US officials told The Jerusalem Post that “nothing has changed” since the president signed into law the Taylor Force Act, a bill that requires the administration to freeze aid to the Palestinian Authority unless it halts the decades-old program.

Months earlier, Trump had called for a broad review of all US foreign aid, including of aid to the Palestinians. But one National Security Council spokesman said on Monday that the new law would tie their hands and require action from Palestinian leadership if they wanted aid to continue unaffected.

“At President Trump’s direction, assistance to the Palestinians remains under review,” the White House official said. “While the Taylor Force Act restricts aid to the Palestinian Authority, with very limited exceptions, the Palestinian Authority has the ability to ease those restrictions by ending the abhorrent policy of inciting violence against Americans and Israelis through payments to terrorists and their families.”

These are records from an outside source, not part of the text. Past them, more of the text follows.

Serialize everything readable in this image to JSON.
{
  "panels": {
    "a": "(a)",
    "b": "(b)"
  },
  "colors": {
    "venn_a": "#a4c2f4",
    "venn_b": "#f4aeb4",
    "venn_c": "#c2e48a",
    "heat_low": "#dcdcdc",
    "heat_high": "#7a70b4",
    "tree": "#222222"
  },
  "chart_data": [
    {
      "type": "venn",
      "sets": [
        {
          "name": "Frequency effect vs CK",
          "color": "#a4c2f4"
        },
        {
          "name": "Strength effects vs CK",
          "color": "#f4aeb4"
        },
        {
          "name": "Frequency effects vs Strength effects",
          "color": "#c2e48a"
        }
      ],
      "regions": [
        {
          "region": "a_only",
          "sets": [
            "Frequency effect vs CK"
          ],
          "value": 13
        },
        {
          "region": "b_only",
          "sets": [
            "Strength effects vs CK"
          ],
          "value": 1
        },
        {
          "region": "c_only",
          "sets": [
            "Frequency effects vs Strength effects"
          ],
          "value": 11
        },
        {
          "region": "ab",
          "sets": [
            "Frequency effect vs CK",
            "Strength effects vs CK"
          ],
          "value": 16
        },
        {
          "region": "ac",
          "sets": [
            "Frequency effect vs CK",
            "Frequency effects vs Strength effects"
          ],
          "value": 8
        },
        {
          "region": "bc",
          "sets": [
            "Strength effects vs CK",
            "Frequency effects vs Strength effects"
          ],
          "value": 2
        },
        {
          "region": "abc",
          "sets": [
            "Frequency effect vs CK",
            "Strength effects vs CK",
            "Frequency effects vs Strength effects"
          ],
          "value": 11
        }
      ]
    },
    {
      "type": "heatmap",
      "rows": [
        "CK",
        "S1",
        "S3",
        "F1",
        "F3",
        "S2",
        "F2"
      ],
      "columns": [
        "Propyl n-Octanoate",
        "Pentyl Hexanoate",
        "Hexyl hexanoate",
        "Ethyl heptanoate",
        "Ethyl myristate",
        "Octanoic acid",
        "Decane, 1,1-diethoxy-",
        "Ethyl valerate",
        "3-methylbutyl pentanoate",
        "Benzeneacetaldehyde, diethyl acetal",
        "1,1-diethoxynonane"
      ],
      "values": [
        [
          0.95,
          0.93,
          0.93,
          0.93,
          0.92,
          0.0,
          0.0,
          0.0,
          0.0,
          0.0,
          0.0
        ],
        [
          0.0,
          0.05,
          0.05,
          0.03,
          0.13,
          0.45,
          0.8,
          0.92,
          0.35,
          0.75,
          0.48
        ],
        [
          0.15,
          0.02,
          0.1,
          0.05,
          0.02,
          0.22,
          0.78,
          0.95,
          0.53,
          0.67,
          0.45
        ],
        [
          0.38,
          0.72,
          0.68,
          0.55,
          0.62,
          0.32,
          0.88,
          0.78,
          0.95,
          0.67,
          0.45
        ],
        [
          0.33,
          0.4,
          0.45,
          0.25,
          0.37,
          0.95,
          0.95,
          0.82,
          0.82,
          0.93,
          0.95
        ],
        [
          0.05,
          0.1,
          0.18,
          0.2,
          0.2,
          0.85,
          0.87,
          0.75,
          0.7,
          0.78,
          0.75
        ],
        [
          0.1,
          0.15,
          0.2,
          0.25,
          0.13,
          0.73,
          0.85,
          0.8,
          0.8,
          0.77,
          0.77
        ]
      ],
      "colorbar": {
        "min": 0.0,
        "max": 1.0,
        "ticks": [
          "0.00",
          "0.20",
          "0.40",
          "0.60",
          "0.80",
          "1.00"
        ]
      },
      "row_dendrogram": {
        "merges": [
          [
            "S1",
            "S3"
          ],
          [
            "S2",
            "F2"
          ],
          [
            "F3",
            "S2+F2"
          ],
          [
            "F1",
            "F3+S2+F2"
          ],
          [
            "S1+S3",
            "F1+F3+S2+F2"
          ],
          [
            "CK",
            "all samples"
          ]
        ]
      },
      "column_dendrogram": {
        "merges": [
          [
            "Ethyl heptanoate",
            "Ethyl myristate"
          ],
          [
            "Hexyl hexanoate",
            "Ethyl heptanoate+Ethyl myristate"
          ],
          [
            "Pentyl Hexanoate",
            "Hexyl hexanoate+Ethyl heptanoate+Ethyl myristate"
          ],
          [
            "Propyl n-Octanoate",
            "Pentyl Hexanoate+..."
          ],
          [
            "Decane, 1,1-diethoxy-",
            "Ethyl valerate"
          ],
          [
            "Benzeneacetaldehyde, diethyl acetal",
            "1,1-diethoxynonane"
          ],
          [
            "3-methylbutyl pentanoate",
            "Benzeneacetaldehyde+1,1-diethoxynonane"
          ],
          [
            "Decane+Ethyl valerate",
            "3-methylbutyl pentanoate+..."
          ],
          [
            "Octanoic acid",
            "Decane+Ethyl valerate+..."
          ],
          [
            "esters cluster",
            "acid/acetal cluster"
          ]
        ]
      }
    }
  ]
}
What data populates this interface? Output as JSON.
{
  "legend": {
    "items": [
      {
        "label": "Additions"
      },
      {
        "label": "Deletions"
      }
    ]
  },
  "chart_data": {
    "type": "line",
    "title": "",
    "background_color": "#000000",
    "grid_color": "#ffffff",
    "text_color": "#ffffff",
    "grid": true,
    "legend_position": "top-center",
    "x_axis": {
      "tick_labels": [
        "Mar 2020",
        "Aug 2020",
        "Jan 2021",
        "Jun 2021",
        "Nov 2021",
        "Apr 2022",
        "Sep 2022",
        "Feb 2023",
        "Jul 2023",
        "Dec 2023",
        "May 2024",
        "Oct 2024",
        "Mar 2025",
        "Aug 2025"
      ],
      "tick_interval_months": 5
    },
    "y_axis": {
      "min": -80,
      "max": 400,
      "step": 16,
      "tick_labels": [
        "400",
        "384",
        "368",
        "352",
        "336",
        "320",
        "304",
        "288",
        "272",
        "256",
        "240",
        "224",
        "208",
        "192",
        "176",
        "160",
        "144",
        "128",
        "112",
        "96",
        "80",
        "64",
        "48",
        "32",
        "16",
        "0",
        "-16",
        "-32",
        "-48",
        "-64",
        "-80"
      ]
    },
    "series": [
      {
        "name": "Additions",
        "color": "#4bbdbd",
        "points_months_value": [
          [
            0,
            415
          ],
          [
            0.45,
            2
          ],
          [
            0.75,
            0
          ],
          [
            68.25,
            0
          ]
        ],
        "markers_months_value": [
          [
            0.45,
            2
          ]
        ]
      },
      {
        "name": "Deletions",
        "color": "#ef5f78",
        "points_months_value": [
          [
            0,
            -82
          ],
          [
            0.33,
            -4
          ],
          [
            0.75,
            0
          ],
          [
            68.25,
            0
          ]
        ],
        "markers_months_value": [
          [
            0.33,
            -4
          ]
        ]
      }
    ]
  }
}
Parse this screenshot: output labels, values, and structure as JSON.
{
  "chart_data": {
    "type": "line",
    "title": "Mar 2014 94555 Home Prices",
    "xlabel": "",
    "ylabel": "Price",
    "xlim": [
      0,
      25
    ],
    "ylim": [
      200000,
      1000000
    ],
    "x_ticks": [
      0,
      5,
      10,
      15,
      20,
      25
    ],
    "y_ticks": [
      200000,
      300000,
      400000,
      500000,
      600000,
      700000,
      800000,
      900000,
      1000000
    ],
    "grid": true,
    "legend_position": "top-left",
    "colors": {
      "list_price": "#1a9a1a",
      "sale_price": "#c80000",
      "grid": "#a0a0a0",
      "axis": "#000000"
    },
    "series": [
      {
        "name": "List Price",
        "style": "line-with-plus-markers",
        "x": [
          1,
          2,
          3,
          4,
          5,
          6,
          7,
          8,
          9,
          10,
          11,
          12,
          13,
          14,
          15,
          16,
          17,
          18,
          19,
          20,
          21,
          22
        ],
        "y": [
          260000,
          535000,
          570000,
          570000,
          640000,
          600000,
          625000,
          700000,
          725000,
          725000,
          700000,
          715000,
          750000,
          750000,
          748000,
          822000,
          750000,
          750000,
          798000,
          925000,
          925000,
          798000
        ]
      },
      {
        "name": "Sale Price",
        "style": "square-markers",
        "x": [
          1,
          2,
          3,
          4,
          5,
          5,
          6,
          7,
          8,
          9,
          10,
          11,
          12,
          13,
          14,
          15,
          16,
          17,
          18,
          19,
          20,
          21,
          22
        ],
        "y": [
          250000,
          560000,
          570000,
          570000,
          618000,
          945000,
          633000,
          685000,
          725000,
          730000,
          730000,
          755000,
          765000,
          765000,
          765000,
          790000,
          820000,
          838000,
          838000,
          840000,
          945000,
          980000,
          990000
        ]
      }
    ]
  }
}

Palestinian officials said the compensation scheme amounts to a welfare program for the families of legitimate combatants in their struggle against Israel. Israel and the Trump administration consider it an immoral practice that incentivizes terrorism against civilians.

An i24News report this weekend claimed that aid had already been frozen pursuant to the Taylor Force Act, which passed in March. A State Department official denied the accuracy of the report.

The Taylor Force Act exempts aid for security cooperation and humanitarian assistance, and includes a buffer period for the Palestinians to phase out the program.

A congressional source told the Post that the administration was due to certify the PA’s compliance to the aid terms 30 days after the passage of its omnibus spending bill, which took place in late March.